I have been looking at this for some time now. I wish Lowe's had come out with this while I was remodeling the main floor of the house (hardwood flooring, new base, chair, crown in all the rooms). It sure beats dragging a compressor from room to room and having an air line dragging on the gun when trying to install crown.

Thanks for the review.


----------



## MsDebbieP

what a great idea. The $10 for a refill would make me question the purchase but then I think of the number of times I wanted to use the air gun but it was too much work to get the big tank out and get it ready….... for those quick and short tasks, it does seem like a great buy


----------



## Dadoo

I thought dragging a portable air tank around was inventive but this little guy clips to your belt! Definately on my wish list.


----------



## bbrooks

Too bad they do not make refillable canisters, ones that you could fill yourself from your own compressor. That would be really great.


----------



## Loren

When I was doing cabinet installations I was always embarrassed
by the noise of my compressor if the client was around.

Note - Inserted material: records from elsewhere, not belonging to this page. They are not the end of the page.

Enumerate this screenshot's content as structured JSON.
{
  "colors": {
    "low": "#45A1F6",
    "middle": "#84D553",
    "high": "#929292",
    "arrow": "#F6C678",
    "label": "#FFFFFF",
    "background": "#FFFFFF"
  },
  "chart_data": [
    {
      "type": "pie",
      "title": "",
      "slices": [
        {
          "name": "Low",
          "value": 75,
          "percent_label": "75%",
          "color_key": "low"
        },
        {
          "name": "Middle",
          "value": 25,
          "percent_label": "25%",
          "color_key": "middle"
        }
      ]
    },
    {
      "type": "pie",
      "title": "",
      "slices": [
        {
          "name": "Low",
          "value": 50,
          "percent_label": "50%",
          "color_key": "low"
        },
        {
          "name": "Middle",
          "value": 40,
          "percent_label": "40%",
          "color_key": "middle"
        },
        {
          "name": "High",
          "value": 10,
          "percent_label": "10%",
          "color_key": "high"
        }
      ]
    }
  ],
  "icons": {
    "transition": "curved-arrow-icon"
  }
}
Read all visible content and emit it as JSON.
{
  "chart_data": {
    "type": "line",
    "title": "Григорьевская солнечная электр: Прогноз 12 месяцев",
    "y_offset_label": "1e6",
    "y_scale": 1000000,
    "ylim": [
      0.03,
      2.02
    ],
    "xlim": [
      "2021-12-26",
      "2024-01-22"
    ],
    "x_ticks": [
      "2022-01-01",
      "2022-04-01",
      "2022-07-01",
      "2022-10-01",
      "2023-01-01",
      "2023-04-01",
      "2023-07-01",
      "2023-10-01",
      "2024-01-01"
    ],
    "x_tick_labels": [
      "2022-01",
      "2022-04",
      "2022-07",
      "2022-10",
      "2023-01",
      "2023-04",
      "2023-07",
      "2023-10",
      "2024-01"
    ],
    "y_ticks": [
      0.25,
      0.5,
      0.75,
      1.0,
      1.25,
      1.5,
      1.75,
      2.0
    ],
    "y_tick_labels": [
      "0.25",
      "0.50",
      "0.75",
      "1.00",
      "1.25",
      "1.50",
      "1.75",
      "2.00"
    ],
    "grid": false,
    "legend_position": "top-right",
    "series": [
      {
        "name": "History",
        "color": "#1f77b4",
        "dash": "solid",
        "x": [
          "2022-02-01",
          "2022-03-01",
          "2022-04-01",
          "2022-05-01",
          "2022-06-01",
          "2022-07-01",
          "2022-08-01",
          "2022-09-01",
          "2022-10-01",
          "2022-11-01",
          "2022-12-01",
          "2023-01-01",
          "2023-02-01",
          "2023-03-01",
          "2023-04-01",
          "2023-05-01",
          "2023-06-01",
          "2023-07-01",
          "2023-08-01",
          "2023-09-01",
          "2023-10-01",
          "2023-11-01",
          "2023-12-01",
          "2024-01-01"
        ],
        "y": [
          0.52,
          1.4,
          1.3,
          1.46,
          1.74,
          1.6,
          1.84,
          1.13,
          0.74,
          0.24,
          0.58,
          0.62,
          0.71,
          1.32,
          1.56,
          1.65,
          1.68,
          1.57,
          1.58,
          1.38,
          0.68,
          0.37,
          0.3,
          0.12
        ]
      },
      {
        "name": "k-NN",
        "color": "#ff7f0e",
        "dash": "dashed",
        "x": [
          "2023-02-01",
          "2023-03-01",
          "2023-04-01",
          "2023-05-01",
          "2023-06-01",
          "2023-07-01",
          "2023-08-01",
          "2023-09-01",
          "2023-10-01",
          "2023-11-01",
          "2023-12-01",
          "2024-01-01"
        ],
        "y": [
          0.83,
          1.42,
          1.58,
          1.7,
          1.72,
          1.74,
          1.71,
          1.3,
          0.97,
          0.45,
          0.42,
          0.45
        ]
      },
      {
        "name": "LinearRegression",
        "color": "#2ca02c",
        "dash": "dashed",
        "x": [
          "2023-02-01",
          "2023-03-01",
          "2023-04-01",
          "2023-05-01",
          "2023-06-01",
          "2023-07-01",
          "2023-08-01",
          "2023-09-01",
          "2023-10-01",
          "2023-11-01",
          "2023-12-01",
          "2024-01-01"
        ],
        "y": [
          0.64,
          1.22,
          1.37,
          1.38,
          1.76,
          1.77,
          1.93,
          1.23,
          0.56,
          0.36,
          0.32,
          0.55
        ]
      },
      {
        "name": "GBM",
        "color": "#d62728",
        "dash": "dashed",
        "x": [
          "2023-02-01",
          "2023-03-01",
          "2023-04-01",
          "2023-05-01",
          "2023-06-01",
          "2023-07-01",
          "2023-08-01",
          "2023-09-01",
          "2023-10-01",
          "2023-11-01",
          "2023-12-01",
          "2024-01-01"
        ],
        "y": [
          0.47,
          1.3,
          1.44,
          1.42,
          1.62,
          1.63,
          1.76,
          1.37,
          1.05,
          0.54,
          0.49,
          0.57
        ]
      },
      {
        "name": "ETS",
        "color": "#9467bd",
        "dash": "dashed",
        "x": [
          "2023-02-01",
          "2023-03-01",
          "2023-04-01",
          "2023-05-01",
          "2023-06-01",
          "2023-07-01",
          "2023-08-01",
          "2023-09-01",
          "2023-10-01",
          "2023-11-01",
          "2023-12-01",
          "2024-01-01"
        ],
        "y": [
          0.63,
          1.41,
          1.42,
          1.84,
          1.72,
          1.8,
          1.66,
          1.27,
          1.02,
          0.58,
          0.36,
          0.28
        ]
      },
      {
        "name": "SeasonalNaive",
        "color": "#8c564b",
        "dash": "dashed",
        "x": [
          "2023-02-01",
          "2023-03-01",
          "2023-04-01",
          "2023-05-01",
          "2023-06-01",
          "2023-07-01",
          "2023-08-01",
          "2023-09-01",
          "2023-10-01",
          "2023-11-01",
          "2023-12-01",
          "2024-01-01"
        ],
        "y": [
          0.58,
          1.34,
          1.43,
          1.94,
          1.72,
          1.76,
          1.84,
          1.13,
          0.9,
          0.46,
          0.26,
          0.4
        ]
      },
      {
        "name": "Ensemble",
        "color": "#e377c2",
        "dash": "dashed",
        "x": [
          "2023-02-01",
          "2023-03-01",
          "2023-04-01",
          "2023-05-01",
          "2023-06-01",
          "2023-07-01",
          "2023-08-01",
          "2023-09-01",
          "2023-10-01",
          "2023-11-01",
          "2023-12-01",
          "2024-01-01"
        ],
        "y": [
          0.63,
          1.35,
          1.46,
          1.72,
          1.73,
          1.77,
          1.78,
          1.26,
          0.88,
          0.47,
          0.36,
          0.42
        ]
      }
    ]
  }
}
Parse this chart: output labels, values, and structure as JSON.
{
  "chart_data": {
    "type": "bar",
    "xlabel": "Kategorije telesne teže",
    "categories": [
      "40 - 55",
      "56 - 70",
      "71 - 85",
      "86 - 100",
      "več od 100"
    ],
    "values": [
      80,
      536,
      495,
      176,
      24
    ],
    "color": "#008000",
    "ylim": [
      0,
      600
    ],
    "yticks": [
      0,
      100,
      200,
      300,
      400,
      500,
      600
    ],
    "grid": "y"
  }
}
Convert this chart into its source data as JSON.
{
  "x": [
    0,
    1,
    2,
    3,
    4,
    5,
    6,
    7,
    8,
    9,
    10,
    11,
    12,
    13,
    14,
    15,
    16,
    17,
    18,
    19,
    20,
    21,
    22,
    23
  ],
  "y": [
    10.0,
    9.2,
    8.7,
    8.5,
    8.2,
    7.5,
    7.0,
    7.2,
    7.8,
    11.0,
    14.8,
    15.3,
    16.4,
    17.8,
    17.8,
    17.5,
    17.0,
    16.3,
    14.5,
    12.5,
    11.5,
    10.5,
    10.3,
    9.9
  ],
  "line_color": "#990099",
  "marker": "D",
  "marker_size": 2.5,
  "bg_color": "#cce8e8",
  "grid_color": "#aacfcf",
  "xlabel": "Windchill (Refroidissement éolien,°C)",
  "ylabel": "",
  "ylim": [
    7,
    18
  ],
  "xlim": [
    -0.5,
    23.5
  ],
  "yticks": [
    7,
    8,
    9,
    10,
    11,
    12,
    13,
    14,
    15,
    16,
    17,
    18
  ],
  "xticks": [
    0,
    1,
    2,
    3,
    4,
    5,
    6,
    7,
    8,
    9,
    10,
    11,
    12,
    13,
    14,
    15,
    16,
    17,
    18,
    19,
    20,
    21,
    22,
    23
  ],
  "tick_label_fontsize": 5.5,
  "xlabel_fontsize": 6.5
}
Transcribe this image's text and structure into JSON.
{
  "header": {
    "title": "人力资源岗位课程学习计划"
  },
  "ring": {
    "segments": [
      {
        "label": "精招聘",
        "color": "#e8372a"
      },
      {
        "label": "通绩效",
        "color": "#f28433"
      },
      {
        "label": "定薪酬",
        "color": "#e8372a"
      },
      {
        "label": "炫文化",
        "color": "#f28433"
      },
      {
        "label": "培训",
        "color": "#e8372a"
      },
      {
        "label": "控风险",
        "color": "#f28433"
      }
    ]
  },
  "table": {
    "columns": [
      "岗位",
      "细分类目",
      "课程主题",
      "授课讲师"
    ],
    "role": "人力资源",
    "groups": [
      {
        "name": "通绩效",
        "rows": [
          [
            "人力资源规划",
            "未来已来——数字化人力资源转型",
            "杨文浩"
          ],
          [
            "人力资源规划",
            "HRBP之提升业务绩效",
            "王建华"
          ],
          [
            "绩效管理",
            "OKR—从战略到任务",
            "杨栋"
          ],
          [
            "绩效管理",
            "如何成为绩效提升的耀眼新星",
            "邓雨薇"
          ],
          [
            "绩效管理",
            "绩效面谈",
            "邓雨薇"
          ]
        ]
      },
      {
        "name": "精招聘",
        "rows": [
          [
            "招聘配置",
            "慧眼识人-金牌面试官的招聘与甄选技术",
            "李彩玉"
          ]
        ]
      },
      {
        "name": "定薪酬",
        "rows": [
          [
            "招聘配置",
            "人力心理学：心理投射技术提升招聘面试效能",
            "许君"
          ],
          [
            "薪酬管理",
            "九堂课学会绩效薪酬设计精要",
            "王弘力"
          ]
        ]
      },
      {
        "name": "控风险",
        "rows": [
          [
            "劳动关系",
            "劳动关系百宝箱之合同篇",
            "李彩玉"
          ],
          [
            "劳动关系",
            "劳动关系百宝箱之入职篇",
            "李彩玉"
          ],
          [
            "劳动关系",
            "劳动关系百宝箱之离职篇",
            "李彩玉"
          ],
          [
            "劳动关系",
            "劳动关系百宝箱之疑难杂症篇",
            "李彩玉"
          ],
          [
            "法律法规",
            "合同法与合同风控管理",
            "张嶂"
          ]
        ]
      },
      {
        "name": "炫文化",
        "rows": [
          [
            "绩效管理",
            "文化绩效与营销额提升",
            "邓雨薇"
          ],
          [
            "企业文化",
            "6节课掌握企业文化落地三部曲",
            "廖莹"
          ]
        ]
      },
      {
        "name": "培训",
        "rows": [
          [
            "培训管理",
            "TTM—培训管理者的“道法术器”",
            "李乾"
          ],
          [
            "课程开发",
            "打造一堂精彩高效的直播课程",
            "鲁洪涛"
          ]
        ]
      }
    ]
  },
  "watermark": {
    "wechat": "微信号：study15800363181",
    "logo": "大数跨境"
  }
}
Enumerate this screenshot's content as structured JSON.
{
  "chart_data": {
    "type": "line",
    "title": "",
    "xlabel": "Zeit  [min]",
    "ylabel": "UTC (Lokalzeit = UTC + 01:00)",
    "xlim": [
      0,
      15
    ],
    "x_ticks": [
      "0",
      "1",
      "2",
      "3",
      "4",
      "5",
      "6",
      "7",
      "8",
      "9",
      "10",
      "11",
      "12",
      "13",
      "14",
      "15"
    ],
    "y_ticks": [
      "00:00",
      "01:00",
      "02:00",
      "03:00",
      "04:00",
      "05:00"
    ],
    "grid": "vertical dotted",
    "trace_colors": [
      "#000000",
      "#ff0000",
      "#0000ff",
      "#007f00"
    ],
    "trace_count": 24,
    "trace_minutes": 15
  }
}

I didn't want to invest in cordless guns because I really
liked the ones I had and couldn't see buying cordless for
the truck and leaving the air nailers in the shop.

I'm moving across the country and I am keeping my nailers
but on the fence about the compressors. Maybe this
is a good option.


----------



## Tim_456

I have this system and for the most part it works ok. I've had trouble with the regulator and the gauge. If you don't have the tank seated very tightly the gauge will go from 0lbs to red line as the tank wobbles in the housing. Also, I found that I didn't get nearly the number of nails out of it that they advertise. Plus I didn't really like having to pay to refill the cartriges. All in all I gave this three stars. I did, however, get a bit frustrated with it and bought a 5 gallon tank from Sears for $25.00, added some valves and fittings and made my own portable, re-fillable tank for about $35.00. With 5 gallons at 130lbs I run out of work before air and refills are easy from my compressor. The 5 gallon tank is very portable and handles all my jobs in the house.


----------



## gwurst

You can buy kits off eBay that will allow you to refill the CO2 canisters:

http://cgi.ebay.com/Paintball-CO2-Tank-Bottle-Fill-Refill-Station-Kobalt_W0QQitemZ280248415414QQcmdZViewItem?hash=item280248415414&_trksid=p3286.m14.l1318


----------



## woodspar

I did not know about these. Thanks for your review.


----------



## SteveKorz

I had no idea these existed… cooool

Thanks


----------



## brunob

I think I'll give these a second look.


----------